Accueil Monde Mali: décès de l’ex-président Ibrahim Boubacar Keïta à 76 ans

Mali: décès de l’ex-président Ibrahim Boubacar Keïta à 76 ans

Photo d'archives

L’ancien président malien, Ibrahim Boubacar Keïta, qui a dirigé le pays entre 2013 et 2020, est décédé le dimanche 16 janvier 2022, à son domicile des suites de maladies, a appris Wakat Séra.

Selon nos sources, Ibrahim Boubacar Keïta est mort à 76 ans à Bamako des suites de maladies.

L’ex-président, surnommé IBK, a été renversé, le 18 août 2020, par le chef de la junte au pouvoir actuellement, le colonel Assimi Goïta.

Cette nouvelle intervient à un moment où la CEDEAO et l’UEMOA ont pris des sanctions contre la transition qui veulent la prorogation de la transition à cinq ans, après avoir déjà consommé près de deux ans.

Les autorités maliennes avaient demandé aux populations de sortir manifester pour protester contre les sanctions des institutions sous régionales jugées « iniques et inhumaines ».

A noter que l’équipe nationale du Mali joue le dimanche à 13H (heure GMT) contre la Gambie dans le cadre des phase finales de la CAN 2022 qui se déroule au Cameroun.

Ibrahim Boubacar Keïta est né le 29 janvier 1945 à Koutiala, ville cotonnière du sud. Après avoir été au lycée à Bamako, il part étudier à Paris, à la Sorbonne, l’histoire, les sciences politiques et les relations internationales.

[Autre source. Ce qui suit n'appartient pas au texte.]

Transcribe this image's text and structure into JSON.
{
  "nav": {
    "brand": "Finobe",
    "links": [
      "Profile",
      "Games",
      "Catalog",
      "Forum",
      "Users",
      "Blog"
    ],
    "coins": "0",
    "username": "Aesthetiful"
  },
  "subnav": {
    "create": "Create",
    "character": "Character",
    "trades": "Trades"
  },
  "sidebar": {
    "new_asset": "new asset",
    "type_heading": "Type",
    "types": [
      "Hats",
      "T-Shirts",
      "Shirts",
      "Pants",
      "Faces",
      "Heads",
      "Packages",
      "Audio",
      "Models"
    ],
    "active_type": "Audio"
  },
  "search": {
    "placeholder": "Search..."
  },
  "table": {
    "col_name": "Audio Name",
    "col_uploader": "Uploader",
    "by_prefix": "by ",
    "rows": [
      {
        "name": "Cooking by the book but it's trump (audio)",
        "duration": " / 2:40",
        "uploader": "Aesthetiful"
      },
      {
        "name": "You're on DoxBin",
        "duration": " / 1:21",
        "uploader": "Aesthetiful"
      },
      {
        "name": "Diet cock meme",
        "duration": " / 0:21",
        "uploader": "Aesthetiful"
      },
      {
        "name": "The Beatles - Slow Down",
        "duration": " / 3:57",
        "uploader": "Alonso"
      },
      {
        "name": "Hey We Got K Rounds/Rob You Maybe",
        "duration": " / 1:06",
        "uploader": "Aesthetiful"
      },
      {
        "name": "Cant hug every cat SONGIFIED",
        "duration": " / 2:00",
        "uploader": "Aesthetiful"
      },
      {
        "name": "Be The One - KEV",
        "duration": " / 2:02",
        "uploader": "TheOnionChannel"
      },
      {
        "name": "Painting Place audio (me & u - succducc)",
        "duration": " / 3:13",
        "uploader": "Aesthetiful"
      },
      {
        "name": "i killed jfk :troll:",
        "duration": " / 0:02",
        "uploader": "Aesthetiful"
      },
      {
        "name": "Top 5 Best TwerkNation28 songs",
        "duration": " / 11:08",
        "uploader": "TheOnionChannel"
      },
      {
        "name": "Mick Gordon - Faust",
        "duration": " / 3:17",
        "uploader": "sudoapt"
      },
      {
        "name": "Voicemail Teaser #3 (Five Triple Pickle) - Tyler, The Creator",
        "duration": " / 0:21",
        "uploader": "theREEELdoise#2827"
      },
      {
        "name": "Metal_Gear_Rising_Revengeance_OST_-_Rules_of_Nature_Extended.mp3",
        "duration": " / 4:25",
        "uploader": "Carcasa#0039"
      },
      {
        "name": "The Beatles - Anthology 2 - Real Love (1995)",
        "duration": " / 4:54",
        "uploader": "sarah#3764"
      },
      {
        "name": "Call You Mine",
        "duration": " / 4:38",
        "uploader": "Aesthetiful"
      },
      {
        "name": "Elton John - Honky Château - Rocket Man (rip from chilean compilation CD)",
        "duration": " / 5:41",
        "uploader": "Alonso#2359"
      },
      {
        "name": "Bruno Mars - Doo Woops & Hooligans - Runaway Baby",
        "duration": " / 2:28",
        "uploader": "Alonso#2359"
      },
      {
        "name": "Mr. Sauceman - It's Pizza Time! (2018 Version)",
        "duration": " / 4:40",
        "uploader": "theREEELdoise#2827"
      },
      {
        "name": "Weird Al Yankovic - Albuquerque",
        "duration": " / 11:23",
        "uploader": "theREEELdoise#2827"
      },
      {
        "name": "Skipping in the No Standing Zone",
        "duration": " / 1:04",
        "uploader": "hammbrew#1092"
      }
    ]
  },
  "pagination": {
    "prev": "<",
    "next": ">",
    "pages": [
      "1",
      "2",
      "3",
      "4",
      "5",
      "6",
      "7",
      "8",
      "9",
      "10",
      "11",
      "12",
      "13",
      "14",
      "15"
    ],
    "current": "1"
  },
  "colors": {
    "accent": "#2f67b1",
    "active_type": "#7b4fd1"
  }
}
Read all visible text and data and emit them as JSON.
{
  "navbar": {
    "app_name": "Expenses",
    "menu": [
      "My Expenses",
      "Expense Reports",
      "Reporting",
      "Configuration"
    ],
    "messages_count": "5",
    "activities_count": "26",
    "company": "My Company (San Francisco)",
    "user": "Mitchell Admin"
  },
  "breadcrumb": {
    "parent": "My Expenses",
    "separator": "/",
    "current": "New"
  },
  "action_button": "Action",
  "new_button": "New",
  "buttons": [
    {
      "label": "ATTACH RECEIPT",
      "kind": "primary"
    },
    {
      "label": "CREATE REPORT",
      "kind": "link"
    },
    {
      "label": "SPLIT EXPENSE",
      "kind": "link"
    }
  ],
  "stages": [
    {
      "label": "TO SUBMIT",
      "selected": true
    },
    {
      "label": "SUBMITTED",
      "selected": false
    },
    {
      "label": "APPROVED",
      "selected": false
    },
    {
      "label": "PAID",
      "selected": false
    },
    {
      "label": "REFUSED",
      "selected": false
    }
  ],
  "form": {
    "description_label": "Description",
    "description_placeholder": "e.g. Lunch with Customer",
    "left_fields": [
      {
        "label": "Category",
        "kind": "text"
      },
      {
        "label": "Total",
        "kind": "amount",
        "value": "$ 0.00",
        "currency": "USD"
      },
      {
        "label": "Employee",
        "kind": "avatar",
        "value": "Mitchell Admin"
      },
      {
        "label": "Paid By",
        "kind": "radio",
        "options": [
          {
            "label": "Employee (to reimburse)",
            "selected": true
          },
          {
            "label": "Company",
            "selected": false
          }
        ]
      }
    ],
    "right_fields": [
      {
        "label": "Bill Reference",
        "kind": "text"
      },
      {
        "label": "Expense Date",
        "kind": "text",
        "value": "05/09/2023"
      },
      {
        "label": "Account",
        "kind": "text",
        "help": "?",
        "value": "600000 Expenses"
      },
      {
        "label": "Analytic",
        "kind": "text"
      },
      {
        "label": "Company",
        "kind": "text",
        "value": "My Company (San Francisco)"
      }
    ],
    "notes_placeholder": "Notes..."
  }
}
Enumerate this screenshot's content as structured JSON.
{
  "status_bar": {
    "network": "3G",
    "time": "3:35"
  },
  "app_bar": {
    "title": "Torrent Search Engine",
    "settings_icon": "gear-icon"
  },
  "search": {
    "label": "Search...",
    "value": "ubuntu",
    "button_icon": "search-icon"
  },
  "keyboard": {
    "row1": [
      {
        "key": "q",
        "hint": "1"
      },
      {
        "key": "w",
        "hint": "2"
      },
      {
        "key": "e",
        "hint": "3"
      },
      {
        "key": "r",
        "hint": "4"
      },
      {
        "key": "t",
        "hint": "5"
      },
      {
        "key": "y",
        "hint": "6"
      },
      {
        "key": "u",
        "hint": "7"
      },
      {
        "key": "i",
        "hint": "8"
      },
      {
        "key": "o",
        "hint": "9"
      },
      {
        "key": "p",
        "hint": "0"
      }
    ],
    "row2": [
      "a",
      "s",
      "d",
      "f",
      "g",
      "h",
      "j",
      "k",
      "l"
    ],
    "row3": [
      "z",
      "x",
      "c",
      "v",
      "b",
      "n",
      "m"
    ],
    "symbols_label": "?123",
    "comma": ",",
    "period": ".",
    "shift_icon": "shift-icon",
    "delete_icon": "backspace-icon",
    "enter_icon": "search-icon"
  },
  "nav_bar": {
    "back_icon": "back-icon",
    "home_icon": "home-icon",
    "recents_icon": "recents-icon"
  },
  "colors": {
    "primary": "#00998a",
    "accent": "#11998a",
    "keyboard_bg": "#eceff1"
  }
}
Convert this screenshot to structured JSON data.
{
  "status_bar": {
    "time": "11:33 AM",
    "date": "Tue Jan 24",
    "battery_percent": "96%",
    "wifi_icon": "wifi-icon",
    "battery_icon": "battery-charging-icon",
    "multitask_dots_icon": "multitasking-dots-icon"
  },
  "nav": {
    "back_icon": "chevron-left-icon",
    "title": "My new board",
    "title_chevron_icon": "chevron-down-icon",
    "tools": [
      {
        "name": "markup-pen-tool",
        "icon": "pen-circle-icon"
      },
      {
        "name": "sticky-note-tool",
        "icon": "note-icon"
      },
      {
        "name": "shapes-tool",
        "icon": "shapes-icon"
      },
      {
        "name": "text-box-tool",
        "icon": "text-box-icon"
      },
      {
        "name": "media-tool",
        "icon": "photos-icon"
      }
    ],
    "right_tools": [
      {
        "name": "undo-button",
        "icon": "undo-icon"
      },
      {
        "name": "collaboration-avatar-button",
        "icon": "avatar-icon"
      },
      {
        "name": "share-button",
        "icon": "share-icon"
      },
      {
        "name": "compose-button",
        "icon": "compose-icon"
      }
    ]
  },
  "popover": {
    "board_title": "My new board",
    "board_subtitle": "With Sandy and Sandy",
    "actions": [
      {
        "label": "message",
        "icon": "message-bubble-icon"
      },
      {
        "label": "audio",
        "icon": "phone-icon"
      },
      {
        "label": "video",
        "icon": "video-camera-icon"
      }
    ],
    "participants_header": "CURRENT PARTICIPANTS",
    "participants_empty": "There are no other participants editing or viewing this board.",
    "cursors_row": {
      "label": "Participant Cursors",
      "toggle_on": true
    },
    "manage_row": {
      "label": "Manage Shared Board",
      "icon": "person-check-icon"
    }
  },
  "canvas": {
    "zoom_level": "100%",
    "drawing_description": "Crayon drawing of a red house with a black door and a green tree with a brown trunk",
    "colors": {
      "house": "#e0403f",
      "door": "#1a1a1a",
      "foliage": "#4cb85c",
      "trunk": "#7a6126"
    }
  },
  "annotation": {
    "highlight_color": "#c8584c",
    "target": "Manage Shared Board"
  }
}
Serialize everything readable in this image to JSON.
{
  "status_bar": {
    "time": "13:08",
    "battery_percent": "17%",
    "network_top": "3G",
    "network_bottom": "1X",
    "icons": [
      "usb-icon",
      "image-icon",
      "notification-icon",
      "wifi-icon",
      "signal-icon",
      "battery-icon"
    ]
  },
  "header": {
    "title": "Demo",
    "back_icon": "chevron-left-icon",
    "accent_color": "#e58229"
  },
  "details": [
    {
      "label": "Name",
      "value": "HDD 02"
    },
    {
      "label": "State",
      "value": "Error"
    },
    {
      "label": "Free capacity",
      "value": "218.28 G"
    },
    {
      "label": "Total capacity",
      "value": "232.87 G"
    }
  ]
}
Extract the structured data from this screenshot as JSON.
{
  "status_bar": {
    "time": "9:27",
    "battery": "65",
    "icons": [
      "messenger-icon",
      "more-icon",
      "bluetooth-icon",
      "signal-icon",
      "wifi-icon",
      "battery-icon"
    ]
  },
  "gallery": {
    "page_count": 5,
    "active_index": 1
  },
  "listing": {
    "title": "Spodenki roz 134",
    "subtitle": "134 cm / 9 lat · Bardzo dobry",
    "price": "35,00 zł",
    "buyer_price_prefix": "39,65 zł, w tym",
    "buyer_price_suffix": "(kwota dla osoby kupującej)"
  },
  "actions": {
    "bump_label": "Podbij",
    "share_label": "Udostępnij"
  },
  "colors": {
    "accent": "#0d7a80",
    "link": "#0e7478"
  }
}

C’est seulement à l’âge de 41 ans que Ibrahim Boubacar Keïta rentre au Mali, où il travaille pour un programme de développement européen avant d’être représentant de l’ONG Terre des hommes pour le Mali, le Burkina Faso et le Niger.

En 1990, il fonde l’Adema (Alliance pour la Démocratie au Mali), pour s’opposer au dictateur alors en place : Moussa Traoré.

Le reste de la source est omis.